Boris Johnson’s latest dilemma shines the spotlight on a post-Brexit Britain, as the country exits the European Union in a matter of days. A year ago this time, after clocking the paltry patrician Labor leader Jeremy Corbyn in Britain’s general elections, Prime Minister Johnson strutted about like a proud peacock. Now he dithers like a barely lucky yet weakened wildebeest after an encounter with an unforgiving lion. If the Greeks were writing this story, it would be some combination of Icarus at Damocles’ table – Brexit meeting the coronavirus.
This week, a French minister of state for European affairs, Clement Beaune, taunted the UK over the blockade of freight and passengers – boasting that there would be no food shortages in his own country. Mr. Johnson might have expected Nigel Farage and the group of merry gas-lighters who fueled Brexit – those who stood up and told the European Parliament last year how happy they were to be returning home – to shoulder some of the blame, beyond lip-service. But no such luck. They are all angry at Prime Minister Johnson now – for “canceling Christmas.” As many parts of the UK face Christmas and the new year under the pandemic era’s most stringent restrictions, Mr Johnson’s luter is starting to wear off.

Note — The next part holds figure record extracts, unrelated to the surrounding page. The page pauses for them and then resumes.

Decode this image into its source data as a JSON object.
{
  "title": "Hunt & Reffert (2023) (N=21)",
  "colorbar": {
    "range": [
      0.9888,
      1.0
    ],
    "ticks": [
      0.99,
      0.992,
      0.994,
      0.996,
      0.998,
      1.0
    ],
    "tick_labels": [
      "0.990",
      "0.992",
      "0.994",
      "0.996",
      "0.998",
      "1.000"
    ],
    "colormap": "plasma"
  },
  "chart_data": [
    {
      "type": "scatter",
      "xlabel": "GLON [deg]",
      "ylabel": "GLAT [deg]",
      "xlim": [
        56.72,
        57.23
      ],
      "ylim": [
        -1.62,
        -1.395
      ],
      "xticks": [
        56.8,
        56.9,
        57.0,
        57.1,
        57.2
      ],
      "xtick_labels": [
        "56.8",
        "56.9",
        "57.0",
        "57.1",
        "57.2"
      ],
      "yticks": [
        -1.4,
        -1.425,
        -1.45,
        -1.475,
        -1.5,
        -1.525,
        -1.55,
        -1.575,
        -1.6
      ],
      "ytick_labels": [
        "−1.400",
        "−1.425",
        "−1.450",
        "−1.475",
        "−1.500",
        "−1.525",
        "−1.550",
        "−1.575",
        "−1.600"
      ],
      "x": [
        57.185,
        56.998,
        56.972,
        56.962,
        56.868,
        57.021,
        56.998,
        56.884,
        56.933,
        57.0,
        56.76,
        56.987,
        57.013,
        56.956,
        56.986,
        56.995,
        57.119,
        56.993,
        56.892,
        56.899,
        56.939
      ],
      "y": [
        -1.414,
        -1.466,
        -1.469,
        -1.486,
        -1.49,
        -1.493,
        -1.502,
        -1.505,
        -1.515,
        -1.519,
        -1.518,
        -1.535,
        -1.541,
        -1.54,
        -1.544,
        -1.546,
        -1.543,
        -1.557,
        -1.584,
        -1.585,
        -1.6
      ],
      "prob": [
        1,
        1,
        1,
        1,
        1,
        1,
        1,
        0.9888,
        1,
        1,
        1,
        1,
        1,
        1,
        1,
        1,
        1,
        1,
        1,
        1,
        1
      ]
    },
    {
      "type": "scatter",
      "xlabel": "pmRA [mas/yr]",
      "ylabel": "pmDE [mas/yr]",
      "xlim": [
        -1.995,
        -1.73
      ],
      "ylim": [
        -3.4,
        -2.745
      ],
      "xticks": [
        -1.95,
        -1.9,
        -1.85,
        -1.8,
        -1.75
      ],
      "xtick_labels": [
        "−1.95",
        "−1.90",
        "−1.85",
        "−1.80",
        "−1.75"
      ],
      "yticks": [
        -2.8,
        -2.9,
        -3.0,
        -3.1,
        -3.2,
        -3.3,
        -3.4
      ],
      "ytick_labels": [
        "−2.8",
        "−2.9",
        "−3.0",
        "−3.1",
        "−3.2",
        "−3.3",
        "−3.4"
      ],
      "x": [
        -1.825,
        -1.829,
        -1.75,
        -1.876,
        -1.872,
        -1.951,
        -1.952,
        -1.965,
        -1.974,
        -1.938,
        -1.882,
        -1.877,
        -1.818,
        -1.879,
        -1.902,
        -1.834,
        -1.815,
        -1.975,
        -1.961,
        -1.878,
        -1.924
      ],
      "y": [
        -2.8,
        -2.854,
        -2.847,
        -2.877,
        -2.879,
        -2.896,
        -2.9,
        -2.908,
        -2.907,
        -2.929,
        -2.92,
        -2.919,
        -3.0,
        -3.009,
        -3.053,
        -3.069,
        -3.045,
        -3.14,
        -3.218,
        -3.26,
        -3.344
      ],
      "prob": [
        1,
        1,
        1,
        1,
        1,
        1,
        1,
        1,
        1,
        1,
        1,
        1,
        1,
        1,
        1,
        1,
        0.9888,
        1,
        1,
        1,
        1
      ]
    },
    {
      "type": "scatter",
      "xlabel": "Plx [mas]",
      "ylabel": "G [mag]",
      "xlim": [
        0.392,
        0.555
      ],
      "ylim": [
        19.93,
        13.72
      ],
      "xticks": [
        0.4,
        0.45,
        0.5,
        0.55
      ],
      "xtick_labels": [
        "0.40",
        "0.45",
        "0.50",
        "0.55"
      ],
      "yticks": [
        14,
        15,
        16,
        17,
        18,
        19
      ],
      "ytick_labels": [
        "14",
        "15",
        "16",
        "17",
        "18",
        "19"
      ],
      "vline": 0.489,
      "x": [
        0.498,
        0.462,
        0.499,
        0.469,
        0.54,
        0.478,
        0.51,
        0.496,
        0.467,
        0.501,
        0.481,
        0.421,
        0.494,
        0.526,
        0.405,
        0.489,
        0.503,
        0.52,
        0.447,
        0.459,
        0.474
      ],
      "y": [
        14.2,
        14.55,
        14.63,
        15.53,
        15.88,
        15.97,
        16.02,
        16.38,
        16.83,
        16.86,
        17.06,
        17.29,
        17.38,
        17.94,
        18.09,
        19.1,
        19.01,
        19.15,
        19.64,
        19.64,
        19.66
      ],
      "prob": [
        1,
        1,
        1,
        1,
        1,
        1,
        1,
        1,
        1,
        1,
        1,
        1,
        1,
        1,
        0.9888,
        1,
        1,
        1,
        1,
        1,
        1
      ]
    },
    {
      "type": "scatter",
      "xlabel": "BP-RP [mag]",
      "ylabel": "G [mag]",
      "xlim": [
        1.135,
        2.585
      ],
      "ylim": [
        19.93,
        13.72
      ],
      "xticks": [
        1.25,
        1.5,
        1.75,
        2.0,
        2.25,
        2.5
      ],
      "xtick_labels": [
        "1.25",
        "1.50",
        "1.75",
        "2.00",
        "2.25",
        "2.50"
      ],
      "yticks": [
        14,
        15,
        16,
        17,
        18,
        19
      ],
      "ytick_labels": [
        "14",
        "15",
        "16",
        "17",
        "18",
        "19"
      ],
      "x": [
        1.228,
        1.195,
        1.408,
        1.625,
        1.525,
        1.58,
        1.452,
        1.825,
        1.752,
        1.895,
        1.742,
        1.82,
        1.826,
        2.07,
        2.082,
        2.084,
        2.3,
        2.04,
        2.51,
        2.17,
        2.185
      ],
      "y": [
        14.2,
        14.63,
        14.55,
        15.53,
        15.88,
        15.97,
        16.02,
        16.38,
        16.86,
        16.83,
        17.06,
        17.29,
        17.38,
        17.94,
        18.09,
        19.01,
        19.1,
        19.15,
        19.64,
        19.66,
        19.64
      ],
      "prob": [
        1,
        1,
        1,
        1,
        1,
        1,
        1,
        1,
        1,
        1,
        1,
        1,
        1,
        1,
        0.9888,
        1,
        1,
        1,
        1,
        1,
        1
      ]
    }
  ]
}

But not only are Britons now thoroughly fatigued by Mr. Johnson’s erratic pandemic leadership, but the international community is likewise condemning his hubris and indecisiveness that now has the U.K. wading in a sea of virus explosion by mutation. With U.S. President Donald Trump on his way out, Mr. Johnson now appears even further isolated.
According to The Guardian, Mr. Johnson is also getting an international roasting for Britain’s events unfolding. In the eyes of the world’s media, Britain – a ‘Plague Island’ led by a man who thinks “optimism is a substitute for hard truths and proper management” – is currently getting a good lesson in “what ‘reclaiming sovereignty’ means.”
For France’s Libération, the continental blockade was “even more effective than that decreed by Napoleon in 1806, cutting Britain off from the rest of Europe and from parts of the rest of the world.” And in his fight with Johnson for fishing rights, Emmanuel Macron knew this very well.
The New York Times reports that “Britain, “christened not long ago by a pro-Brexit lawmaker as ‘Treasure Island’ for the riches it offers, has earned another moniker – ‘Plague Island’ … And for their troubles, Britons largely blamed Boris Johnson.”
Germany’s Die Welt attributes much of the blame to Boris Johnson, whose U-turn on Christmas had “once more shown the yawning gulf between the prime minister’s airy promises and the real world.”
The Netherlands’ NRC Handelsblad said that no one in the UK would have a normal Christmas: “not even a tiny bit of one. The ports are closed; London’s stations witnessed a veritable exodus; tens of kilometers of trucks are stranded on the country’s motorways; ministers are publicly saying the virus is out of control.”
Spain’s El País was worried about what might come next. “The pressure is mounting,” it said. “The short time left until the end of transition has been exacerbated by alarm over the new variant, and the closing of EU borders. The chaos feared at the end of the year has come 10 days early. Johnson’s reactions may even more unpredictable.”
The Sydney Morning Herald had a brutal assessment. It says Britain’s response to the pandemic had been “mired in inaction, plagued by failures of the state to mobilize and Johnson’s own destructive habit of promising false dawns simply because he cannot stand to be the bearer of bad news.”